The fact that $\mathbb R \text P ^n$ is Hausdorff is harder! Given $P(x)$, $P(y)$ with $\|x\|_2= \|y\|_2 = 1$, you can take $$0< \epsilon <\frac 1 2 \min\{\|x-y\|_2, \|x - (-y)\|_2\},$$ in which case for example you can take the double cones

$$ U_x = \left\{r z: r \in \mathbb R \backslash \{0\}, z \in S^n,\ \|z - x\|< \epsilon \right\},\text{ and}\\ U_y = \left\{r z: r \in \mathbb R \backslash \{0\}, z \in S^n,\ \|z - y\|< \epsilon \right\}.$$

And maybe with some sweat, you can show that $U_x$, $U_y$ are open, that they each are unions of $\sim_2$ classes, and that they don't intersect otherwise their normailised points on the sphere would intersect. That altogether means, they project down (via $P$) to open disjoint sets. Alternatively, you can pull out the general quotient-by-cocompact-group action kind of argument to show it's a metric space.

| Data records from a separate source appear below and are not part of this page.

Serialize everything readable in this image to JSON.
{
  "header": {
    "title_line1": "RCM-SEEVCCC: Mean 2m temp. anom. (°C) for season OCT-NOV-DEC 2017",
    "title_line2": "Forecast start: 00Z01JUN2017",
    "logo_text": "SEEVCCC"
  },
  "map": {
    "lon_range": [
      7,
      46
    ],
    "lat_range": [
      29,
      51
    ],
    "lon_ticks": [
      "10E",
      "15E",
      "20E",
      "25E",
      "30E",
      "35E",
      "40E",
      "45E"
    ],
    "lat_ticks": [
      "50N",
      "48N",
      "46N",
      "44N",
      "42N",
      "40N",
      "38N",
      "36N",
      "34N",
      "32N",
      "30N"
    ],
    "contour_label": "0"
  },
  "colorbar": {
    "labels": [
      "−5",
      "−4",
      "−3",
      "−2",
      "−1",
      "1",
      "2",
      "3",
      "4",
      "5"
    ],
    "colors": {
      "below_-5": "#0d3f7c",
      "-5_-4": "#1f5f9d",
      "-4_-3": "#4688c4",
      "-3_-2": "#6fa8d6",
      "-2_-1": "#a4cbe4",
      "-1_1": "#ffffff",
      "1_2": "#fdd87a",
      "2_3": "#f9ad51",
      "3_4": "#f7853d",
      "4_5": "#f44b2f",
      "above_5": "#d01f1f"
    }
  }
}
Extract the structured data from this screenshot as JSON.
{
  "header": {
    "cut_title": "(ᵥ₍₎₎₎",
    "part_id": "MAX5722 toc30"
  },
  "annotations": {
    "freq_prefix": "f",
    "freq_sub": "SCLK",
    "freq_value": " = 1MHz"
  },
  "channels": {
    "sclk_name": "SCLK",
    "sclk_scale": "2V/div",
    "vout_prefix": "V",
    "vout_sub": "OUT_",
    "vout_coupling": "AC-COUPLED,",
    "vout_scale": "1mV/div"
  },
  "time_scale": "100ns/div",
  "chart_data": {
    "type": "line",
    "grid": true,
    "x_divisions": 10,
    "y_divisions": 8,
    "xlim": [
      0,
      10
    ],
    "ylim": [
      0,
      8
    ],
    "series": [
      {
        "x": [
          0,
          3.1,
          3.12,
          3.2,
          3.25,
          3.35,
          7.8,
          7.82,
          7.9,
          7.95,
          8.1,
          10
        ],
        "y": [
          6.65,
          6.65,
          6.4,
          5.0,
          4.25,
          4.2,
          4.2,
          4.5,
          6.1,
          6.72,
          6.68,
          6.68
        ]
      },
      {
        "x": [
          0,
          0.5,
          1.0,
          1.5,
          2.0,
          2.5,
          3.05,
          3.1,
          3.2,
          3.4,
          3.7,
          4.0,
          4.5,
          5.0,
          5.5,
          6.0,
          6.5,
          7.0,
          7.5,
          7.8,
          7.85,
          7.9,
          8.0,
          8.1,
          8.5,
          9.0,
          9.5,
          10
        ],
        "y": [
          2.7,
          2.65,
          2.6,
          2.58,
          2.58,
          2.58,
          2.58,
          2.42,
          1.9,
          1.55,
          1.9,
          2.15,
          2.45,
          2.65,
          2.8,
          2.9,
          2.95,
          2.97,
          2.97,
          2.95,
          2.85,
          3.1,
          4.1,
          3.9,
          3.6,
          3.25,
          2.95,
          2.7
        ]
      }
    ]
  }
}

2. You can do it directly (which I prefer after that Hausdorff argument).

We want to show that $g$ is an open mapping.

We need the fact that $\sim_1$ can be viewed as a restriction of $\sim_2$ to the sphere. Being needlessly rigourous, the following is true, since $f$ is an inclusion.

$$P \circ f = P|_{\text{im}(f)} \circ f = P|_{S^n} \circ \hat f = P|_{S^n}$$

where $\hat f:S^n \to S^n$ is $f$ with the range restricted to $S^n$: i.e. the identity map.

Now let $U$ be open in $S^n/\sim_1$. By the definition of quotient topology, $V := Q^{-1}(U)$ is open.

Now, $V \subset S^n$, but we need to enlarge it to an open set in $\mathbb R^{n+1}$: so define the cone:

$$V_2 = \{rv \;|\; r\in \mathbb R\backslash \{0\},\ v \in V\}$$.

This is an open set in $\mathbb R^{n+1}$, perhaps because the map $(x,r)↦ rx$ is a full-rank smooth map $S^n × \mathbb R \backslash \{0\}$, so is an open map; or maybe one can just do something with balls in $S^n$.

Crucially also, $P(V_2)= P(V)$; so we have

$$V_2\text{ open}\stackrel{(1)}\implies P(V_2)\text{ open}\implies P(V)\text{ open} \implies g(U)\text{ open},$$

since $g(U) = P \circ f(V) = P(V) = P(V_2)$ is open, we've showed its an open map, and earned our cup of tea.